Journal: IEEE/ACM transactions on computational biology and bioinformatics
PMID:

Abstract

The availability of thousands of assays of epigenetic activity necessitates compressed representations of these data sets that summarize the epigenetic landscape of the genome. Until recently, most such representations were cell type-specific, applying to a single tissue or cell state. Recently, neural networks have made it possible to summarize data across tissues to produce a pan-cell type representation. In this work, we propose Epi-LSTM, a deep long short-term memory (LSTM) recurrent neural network autoencoder to capture the long-term dependencies in the epigenomic data.
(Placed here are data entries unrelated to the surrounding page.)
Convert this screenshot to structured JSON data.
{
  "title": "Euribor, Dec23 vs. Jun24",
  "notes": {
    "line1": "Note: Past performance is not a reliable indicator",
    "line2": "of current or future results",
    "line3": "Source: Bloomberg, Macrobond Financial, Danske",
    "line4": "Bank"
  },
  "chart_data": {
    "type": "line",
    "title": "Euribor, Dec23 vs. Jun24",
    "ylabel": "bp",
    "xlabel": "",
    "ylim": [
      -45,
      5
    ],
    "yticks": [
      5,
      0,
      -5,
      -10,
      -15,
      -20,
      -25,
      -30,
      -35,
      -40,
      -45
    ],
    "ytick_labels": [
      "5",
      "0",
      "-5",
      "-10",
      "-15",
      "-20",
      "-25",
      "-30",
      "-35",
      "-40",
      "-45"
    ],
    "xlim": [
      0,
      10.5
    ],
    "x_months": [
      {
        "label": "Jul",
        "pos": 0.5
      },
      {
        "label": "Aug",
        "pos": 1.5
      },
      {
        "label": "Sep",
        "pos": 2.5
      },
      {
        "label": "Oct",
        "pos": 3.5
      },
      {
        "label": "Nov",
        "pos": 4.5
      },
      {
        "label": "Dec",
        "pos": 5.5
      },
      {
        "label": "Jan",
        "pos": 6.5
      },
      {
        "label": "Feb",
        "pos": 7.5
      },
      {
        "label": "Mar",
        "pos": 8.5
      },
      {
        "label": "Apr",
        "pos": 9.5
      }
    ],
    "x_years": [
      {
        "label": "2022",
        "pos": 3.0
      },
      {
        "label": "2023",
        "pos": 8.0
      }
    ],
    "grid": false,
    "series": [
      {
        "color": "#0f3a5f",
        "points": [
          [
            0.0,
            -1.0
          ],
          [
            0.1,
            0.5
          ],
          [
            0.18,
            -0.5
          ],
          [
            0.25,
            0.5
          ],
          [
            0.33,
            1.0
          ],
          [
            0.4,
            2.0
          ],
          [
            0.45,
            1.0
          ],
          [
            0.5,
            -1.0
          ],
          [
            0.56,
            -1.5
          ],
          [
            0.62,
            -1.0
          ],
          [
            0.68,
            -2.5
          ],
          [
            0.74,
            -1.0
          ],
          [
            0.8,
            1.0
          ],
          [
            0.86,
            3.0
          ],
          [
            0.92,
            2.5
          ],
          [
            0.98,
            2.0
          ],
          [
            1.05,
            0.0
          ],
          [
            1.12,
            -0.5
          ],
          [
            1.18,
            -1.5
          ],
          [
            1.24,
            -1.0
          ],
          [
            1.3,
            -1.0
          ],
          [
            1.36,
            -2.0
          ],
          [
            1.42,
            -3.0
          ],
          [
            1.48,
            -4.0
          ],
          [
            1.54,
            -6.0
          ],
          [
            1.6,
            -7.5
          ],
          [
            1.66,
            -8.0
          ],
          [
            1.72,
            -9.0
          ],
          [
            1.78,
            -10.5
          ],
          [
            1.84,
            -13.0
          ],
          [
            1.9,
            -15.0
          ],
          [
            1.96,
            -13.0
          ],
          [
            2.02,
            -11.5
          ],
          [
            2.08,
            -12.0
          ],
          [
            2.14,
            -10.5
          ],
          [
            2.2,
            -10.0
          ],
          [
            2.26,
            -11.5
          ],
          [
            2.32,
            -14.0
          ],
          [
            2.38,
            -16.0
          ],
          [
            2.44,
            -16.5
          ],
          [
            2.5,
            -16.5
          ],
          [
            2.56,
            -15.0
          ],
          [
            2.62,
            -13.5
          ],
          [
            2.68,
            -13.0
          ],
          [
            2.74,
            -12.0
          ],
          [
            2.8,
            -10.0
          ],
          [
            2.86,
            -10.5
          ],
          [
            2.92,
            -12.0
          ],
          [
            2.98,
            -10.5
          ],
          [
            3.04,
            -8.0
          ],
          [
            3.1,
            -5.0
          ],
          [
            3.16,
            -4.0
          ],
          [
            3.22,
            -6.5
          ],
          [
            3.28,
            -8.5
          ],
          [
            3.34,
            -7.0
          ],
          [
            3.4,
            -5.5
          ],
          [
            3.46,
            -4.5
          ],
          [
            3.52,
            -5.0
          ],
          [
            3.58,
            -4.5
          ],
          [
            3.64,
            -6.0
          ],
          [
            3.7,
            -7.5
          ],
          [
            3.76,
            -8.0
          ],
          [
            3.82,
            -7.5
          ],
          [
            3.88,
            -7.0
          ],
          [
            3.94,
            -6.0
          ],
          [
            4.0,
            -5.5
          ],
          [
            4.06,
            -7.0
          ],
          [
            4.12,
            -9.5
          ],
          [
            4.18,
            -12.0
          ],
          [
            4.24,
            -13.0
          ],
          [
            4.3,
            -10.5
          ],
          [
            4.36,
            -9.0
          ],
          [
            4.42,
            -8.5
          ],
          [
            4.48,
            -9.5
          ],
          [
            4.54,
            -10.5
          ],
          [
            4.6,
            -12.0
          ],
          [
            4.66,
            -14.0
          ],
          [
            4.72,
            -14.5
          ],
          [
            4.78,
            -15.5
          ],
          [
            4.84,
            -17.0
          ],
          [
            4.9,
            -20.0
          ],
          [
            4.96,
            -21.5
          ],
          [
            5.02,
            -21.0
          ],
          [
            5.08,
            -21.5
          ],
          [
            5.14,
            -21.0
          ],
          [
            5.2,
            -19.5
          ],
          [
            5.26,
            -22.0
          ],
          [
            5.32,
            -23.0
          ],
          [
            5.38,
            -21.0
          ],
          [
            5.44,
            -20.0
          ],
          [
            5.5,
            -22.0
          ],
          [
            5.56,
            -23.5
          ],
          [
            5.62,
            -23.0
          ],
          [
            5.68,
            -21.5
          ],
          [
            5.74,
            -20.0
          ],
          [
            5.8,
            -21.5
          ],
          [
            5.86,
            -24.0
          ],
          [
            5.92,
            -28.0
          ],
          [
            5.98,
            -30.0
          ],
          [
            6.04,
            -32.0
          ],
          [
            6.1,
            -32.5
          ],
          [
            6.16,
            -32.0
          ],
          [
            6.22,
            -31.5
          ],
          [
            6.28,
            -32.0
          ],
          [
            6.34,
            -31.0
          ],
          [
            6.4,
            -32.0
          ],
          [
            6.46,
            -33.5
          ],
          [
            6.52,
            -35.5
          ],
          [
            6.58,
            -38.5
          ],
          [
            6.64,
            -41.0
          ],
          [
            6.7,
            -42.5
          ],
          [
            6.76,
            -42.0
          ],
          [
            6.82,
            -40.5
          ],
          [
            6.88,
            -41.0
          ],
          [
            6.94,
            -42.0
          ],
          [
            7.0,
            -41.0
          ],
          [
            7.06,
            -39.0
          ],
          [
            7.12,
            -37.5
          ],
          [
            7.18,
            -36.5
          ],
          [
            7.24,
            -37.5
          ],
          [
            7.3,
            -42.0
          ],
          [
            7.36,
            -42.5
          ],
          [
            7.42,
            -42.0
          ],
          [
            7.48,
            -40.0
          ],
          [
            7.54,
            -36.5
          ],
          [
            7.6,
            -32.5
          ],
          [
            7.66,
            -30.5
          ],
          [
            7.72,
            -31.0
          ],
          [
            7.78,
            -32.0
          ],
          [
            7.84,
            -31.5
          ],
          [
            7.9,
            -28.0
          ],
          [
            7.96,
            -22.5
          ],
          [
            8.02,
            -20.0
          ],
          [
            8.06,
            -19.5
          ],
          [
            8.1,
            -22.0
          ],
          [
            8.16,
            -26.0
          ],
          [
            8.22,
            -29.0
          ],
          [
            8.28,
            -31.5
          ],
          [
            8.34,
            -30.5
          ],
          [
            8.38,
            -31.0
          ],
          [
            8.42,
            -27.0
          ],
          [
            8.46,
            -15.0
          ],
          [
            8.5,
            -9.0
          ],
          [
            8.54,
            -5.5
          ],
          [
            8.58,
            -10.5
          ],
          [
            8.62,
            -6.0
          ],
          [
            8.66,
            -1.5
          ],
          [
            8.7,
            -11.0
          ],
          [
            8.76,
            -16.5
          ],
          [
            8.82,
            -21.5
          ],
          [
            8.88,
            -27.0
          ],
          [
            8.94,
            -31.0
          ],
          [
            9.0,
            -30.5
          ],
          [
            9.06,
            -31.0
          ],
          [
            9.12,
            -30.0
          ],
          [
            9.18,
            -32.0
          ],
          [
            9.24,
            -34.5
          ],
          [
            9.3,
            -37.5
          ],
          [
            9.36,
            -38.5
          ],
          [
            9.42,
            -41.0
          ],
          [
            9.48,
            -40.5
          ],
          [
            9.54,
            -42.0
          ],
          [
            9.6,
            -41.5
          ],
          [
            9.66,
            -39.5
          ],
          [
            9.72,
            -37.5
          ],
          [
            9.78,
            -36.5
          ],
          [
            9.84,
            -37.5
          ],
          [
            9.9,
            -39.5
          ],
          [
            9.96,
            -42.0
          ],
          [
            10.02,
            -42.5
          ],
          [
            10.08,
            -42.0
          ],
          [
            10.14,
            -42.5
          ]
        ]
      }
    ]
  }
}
The latent representations from Epi-LSTM capture a variety of genomic phenomena, including gene-expression, promoter-enhancer interactions, replication timing, frequently interacting regions, and evolutionary conservation. These representations outperform existing methods in a majority of cell types while yielding smoother representations along the genomic axis due to their sequential nature.

Authors

  • Kevin B Dsouza
  • Adam Y Li
  • Vijay K Bhargava
  • Maxwell W Libbrecht
    Department of Computer Science and Engineering, University of Washington, 185 Stevens Way, Seattle, Washington 98195-2350, USA.